Delta Air Lines chief executive Ed Bastian has confirmed in a publicly released internal memo that the airline will not carry out any involuntary furloughs on flight attendants or frontline ground staff when CARES Act payroll support runs out at the end of September. While both of those workgroups aren’t unionized, pilots represented by the Air Line Pilots Association (ALPA) face nearly 2,000 involuntary furloughs on October 1.
“Avoiding involuntary furloughs in this unprecedented environment is entirely due to the innovation, hard work and shared sacrifice of our people,” Bastian said in the memo.
“Our teams have done an extraordinary job identifying opportunities to spread work around and shift people into new roles that are essential to our business,” he continued. Delta flight attendants have signed up to “innovative” job-saving schemes including a ‘fly share’ program and even the option to work in Delta’s catering business.
Groundworkers have had paid working hours slashed by a quarter – something that Bastian says “played a significant role” in reducing the need for involuntary furloughs. The pay cut has been extended at least through to the end of the year.
More than 40,000 employees have volunteered to take unpaid leaves of absence and 17,000 employees opted to leave the company earlier than they may have originally planned through voluntary packages. The average age of leavers was 25-years according to the Atlanta-based airline.
“We had an enormous response to the enhanced early retirement and departure packages that were offered this summer, with 20 per cent of our people choosing voluntary exits. While it is difficult to see so many of our colleagues leave, every one of those departures helped save Delta jobs,” Bastian said in the memo.
“Unfortunately, we still expect an overage of pilots as of Oct. 1. There still is time to mitigate this potential furlough and discussions are ongoing with the pilots’ union as we continue to look for ways to cost-effectively reduce or eliminate this number,” the memo continued.
Around 1,941 pilots are currently at risk of involuntary furlough, with ALPA has accused Delta of using the threat of furlough as an excuse to force through involuntary cost-cutting measures. More than 2,000 pilots have already left the airline through a variety of voluntary packages to reduce the need for furloughs.
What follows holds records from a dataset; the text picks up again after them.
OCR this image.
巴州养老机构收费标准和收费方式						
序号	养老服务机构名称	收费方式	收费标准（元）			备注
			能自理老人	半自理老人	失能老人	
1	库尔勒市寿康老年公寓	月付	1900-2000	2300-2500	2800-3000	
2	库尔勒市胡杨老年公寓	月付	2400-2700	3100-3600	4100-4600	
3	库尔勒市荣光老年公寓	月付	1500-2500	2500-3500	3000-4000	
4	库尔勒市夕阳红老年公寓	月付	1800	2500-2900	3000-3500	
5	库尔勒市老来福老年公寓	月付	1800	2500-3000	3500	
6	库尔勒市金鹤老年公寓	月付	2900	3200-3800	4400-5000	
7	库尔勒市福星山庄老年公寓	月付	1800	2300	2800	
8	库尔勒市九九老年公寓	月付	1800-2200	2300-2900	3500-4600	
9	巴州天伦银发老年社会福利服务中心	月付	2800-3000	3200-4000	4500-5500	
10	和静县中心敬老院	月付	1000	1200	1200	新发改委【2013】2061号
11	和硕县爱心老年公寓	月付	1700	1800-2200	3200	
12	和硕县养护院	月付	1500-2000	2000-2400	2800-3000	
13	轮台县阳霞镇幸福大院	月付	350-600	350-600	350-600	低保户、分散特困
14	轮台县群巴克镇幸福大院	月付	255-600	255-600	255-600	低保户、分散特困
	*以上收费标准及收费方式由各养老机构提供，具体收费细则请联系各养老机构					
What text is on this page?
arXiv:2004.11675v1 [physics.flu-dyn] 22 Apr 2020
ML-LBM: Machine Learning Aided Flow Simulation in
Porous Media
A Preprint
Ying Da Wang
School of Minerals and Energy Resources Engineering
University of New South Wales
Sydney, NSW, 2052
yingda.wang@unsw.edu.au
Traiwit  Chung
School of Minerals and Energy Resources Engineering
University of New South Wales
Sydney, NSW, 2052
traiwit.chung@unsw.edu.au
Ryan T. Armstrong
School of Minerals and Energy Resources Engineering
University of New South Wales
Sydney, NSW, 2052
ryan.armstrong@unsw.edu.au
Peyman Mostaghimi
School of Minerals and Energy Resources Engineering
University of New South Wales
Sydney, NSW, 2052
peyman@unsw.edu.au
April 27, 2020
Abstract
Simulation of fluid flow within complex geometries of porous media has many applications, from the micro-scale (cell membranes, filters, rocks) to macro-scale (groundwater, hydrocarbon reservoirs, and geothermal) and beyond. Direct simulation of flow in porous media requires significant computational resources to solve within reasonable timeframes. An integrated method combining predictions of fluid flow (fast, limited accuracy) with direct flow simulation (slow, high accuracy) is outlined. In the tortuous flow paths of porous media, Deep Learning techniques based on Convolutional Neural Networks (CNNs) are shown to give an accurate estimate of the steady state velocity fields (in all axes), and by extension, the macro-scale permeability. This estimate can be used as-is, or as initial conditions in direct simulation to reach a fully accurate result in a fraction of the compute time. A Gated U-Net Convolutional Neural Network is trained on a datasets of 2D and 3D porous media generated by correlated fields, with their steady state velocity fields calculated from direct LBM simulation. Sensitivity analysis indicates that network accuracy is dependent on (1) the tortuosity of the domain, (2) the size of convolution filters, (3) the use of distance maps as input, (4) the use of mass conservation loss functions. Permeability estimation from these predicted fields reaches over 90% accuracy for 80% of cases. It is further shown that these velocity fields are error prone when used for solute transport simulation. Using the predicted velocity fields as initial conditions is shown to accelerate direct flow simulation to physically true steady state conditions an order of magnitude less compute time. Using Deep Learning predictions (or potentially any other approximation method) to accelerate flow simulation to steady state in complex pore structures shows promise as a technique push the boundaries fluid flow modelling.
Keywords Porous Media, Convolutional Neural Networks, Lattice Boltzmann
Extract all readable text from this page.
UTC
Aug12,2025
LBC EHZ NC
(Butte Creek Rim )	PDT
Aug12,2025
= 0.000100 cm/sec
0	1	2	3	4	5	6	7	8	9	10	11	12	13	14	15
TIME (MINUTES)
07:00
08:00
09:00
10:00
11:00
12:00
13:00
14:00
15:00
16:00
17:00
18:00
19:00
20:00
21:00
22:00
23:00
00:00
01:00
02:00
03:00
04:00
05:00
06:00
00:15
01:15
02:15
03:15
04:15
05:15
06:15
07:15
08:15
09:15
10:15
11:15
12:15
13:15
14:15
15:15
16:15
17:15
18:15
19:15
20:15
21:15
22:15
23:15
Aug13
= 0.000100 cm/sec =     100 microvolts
“ALPA has drafted numerous, mutually beneficial proposals that would provide the airline with voluntary cost-saving measures like those agreed to at virtually every other U.S. carrier,” explained Chris Riggins, communications chairman of ALPA’s Delta master executive council and First Officer.
Despite avoiding involuntary furloughs in some workgroups, Bastian painted a grim picture of the near future. Passenger volumes remain stuck at a stubborn 30 per cent of pre-COVID levels while the airline continues to burn through $750 million a month.
“Even when a vaccine is developed and distributed, it will take time for business travel to come back, because of the damage that’s been done to the global economy,” he cautioned.
Bastian will forego his salary for the rest of the year while other senior executives will have their pay cut by 50 per cent through to the end of 2020.